What happened during the Battlefield 6 crash
According to the owner, the PC froze suddenly while gaming, and a later teardown revealed a burned power lead. He says the plug was fully seated and the locking tabs were engaged, which is exactly the kind of statement hardware makers hate because it removes the easiest escape route. The rest of the machine appears to have survived, but the cable clearly did not.
There is a pattern forming here. Reports involving the Sapphire RX 9070 XT Nitro+ have been piling up, with at least nine mentioned this year alone, and the true number could be higher if quieter cases never make it out of support channels. That does not prove a design defect on its own, but it is enough to make the card look unusually noisy for the wrong reasons.

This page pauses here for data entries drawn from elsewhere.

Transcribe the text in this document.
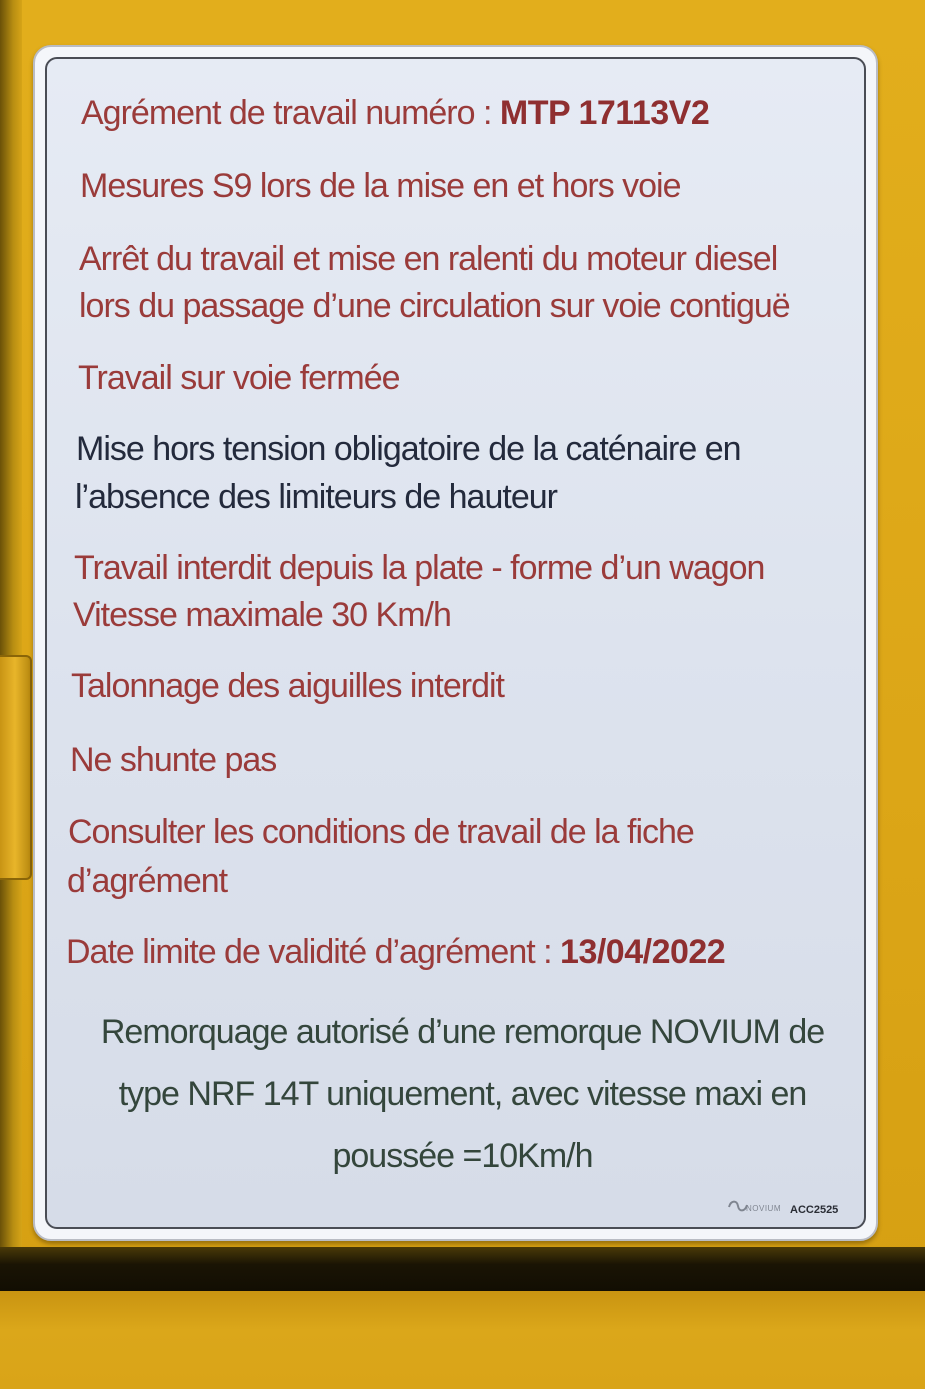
Agrément de travail numéro : MTP 17113V2
Mesures S9 lors de la mise en et hors voie
Arrêt du travail et mise en ralenti du moteur diesel
lors du passage d’une circulation sur voie contiguë
Travail sur voie fermée
Mise hors tension obligatoire de la caténaire en
l’absence des limiteurs de hauteur
Travail interdit depuis la plate - forme d’un wagon
Vitesse maximale 30 Km/h
Talonnage des aiguilles interdit
Ne shunte pas
Consulter les conditions de travail de la fiche
d’agrément
Date limite de validité d’agrément : 13/04/2022
Remorquage autorisé d’une remorque NOVIUM de
type NRF 14T uniquement, avec vitesse maxi en
poussée =10Km/h
NOVIUM ACC2525
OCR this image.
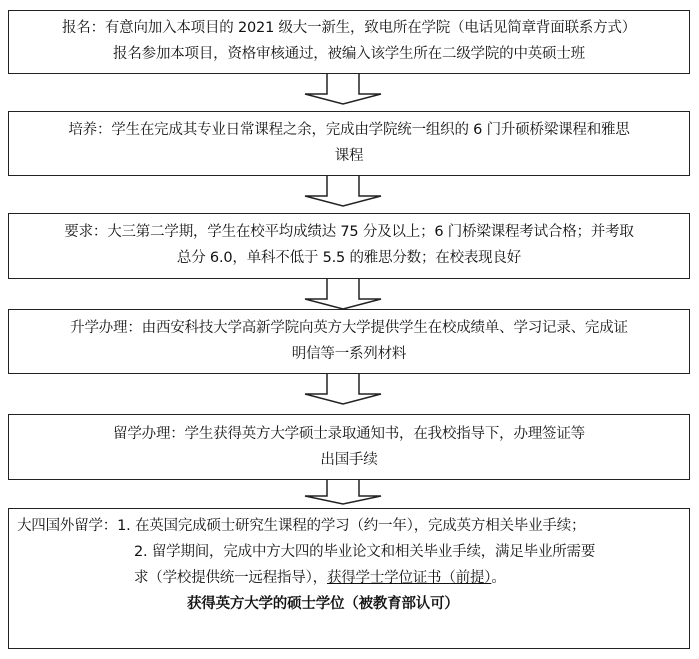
报名：有意向加入本项目的 2021 级大一新生，致电所在学院（电话见简章背面联系方式）
报名参加本项目，资格审核通过，被编入该学生所在二级学院的中英硕士班
培养：学生在完成其专业日常课程之余，完成由学院统一组织的 6 门升硕桥梁课程和雅思
课程
要求：大三第二学期，学生在校平均成绩达 75 分及以上；6 门桥梁课程考试合格；并考取
总分 6.0，单科不低于 5.5 的雅思分数；在校表现良好
升学办理：由西安科技大学高新学院向英方大学提供学生在校成绩单、学习记录、完成证
明信等一系列材料
留学办理：学生获得英方大学硕士录取通知书，在我校指导下，办理签证等
出国手续
大四国外留学：1. 在英国完成硕士研究生课程的学习（约一年），完成英方相关毕业手续；
2. 留学期间，完成中方大四的毕业论文和相关毕业手续，满足毕业所需要
求（学校提供统一远程指导），获得学士学位证书（前提）。
获得英方大学的硕士学位（被教育部认可）
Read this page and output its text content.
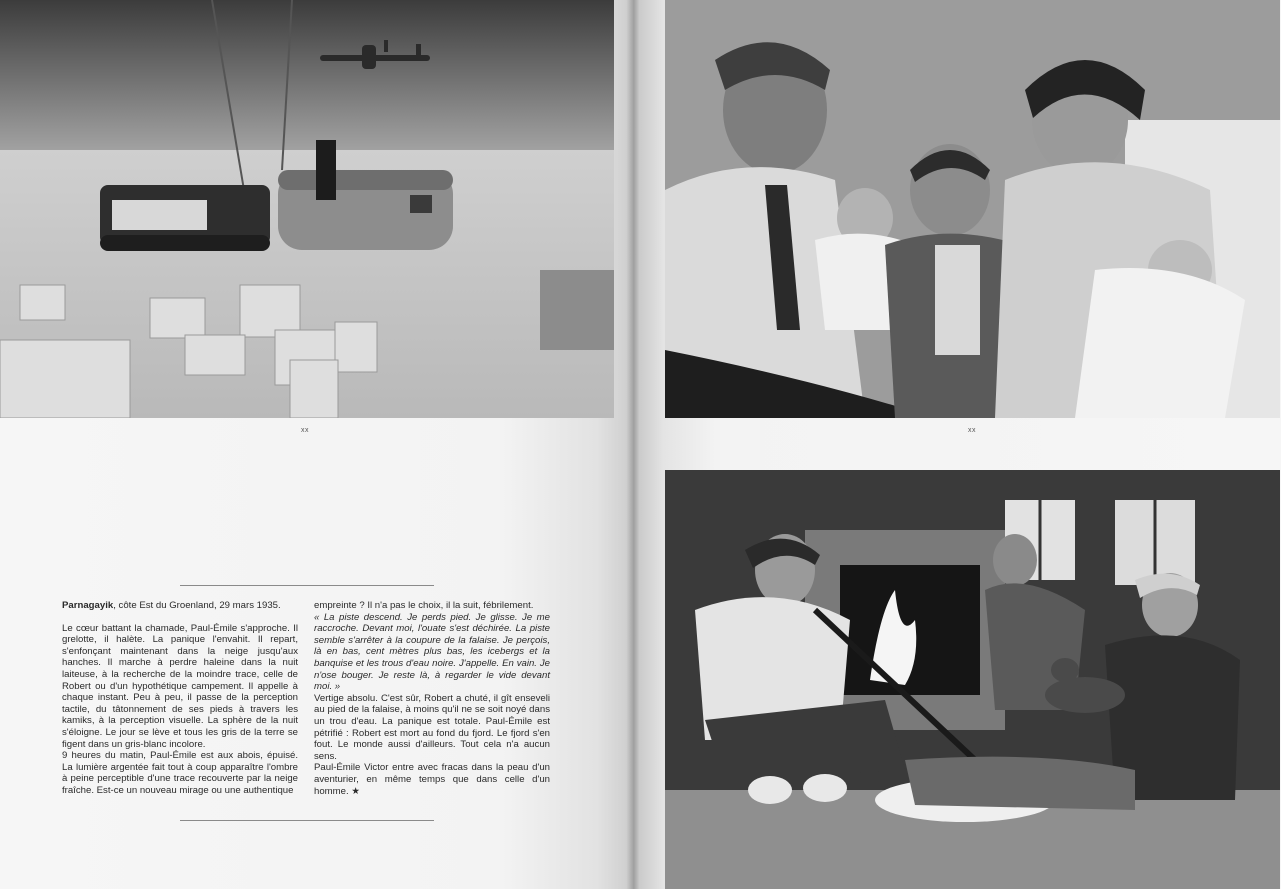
xx	xx

Parnagayik, côte Est du Groenland, 29 mars 1935.

Le cœur battant la chamade, Paul-Émile s'approche. Il grelotte, il halète. La panique l'envahit. Il repart, s'enfonçant maintenant dans la neige jusqu'aux hanches. Il marche à perdre haleine dans la nuit laiteuse, à la recherche de la moindre trace, celle de Robert ou d'un hypothétique campement. Il appelle à chaque instant. Peu à peu, il passe de la perception tactile, du tâtonnement de ses pieds à travers les kamiks, à la perception visuelle. La sphère de la nuit s'éloigne. Le jour se lève et tous les gris de la terre se figent dans un gris-blanc incolore.

9 heures du matin, Paul-Émile est aux abois, épuisé. La lumière argentée fait tout à coup apparaître l'ombre à peine perceptible d'une trace recouverte par la neige fraîche. Est-ce un nouveau mirage ou une authentique

empreinte ? Il n'a pas le choix, il la suit, fébrilement.

« La piste descend. Je perds pied. Je glisse. Je me raccroche. Devant moi, l'ouate s'est déchirée. La piste semble s'arrêter à la coupure de la falaise. Je perçois, là en bas, cent mètres plus bas, les icebergs et la banquise et les trous d'eau noire. J'appelle. En vain. Je n'ose bouger. Je reste là, à regarder le vide devant moi. »

Vertige absolu. C'est sûr, Robert a chuté, il gît enseveli au pied de la falaise, à moins qu'il ne se soit noyé dans un trou d'eau. La panique est totale. Paul-Émile est pétrifié : Robert est mort au fond du fjord. Le fjord s'en fout. Le monde aussi d'ailleurs. Tout cela n'a aucun sens.

Paul-Émile Victor entre avec fracas dans la peau d'un aventurier, en même temps que dans celle d'un homme. ★
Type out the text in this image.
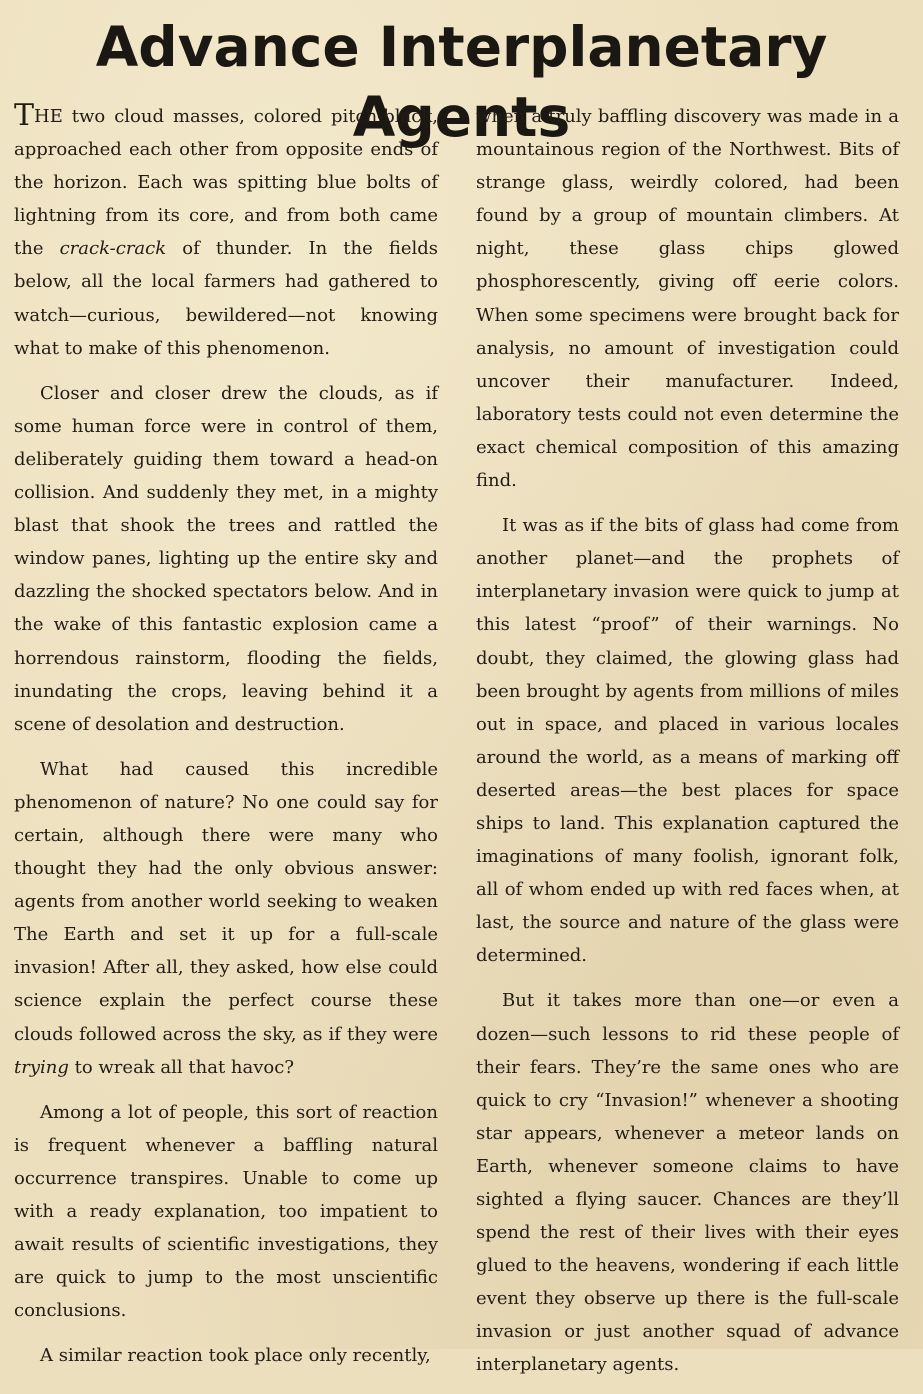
Advance Interplanetary Agents

THE two cloud masses, colored pitch-black, approached each other from opposite ends of the horizon. Each was spitting blue bolts of lightning from its core, and from both came the crack-crack of thunder. In the fields below, all the local farmers had gathered to watch—curious, bewildered—not knowing what to make of this phenomenon.

Closer and closer drew the clouds, as if some human force were in control of them, deliberately guiding them toward a head-on collision. And suddenly they met, in a mighty blast that shook the trees and rattled the window panes, lighting up the entire sky and dazzling the shocked spectators below. And in the wake of this fantastic explosion came a horrendous rainstorm, flooding the fields, inundating the crops, leaving behind it a scene of desolation and destruction.

What had caused this incredible phenomenon of nature? No one could say for certain, although there were many who thought they had the only obvious answer: agents from another world seeking to weaken The Earth and set it up for a full-scale invasion! After all, they asked, how else could science explain the perfect course these clouds followed across the sky, as if they were trying to wreak all that havoc?

Among a lot of people, this sort of reaction is frequent whenever a baffling natural occurrence transpires. Unable to come up with a ready explanation, too impatient to await results of scientific investigations, they are quick to jump to the most unscientific conclusions.

A similar reaction took place only recently,

when a truly baffling discovery was made in a mountainous region of the Northwest. Bits of strange glass, weirdly colored, had been found by a group of mountain climbers. At night, these glass chips glowed phosphorescently, giving off eerie colors. When some specimens were brought back for analysis, no amount of investigation could uncover their manufacturer. Indeed, laboratory tests could not even determine the exact chemical composition of this amazing find.

It was as if the bits of glass had come from another planet—and the prophets of interplanetary invasion were quick to jump at this latest “proof” of their warnings. No doubt, they claimed, the glowing glass had been brought by agents from millions of miles out in space, and placed in various locales around the world, as a means of marking off deserted areas—the best places for space ships to land. This explanation captured the imaginations of many foolish, ignorant folk, all of whom ended up with red faces when, at last, the source and nature of the glass were determined.

But it takes more than one—or even a dozen—such lessons to rid these people of their fears. They’re the same ones who are quick to cry “Invasion!” whenever a shooting star appears, whenever a meteor lands on Earth, whenever someone claims to have sighted a flying saucer. Chances are they’ll spend the rest of their lives with their eyes glued to the heavens, wondering if each little event they observe up there is the full-scale invasion or just another squad of advance interplanetary agents.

Warranty testing found the card clean
The unsatisfying part is the service outcome. After 48 hours of testing, technicians reportedly concluded that the graphics card was fine and that only the adapter cable was damaged. The card was then returned, while the owner says the burnt cable itself was not checked or replaced.
That is the sort of support answer that technically closes a ticket and practically opens a forum thread. It also leaves Sapphire in a familiar bind for modern high-power GPUs: if the cable is included with the card, the company can’t really pretend it is somebody else’s problem once the connector starts cooking.
Bundled 12V-2×6 cable and system details
- GPU: Sapphire RX 9070 XT Nitro+
- Connector: 12V-2×6
- Cable: Sapphire 3x8pin to 12V-2×6 with blue connector
- PSU: XPG Core Reactor II VE 750W
- Reported GPU power draw: approximately 280W
For buyers, the lesson is simple and annoying: the connector may be ”standard,” but the bundled cabling and how it is terminated still matter a lot. The next question is whether Sapphire will keep treating these incidents as isolated service cases, or whether the growing stack of reports forces a broader response than a polite return label.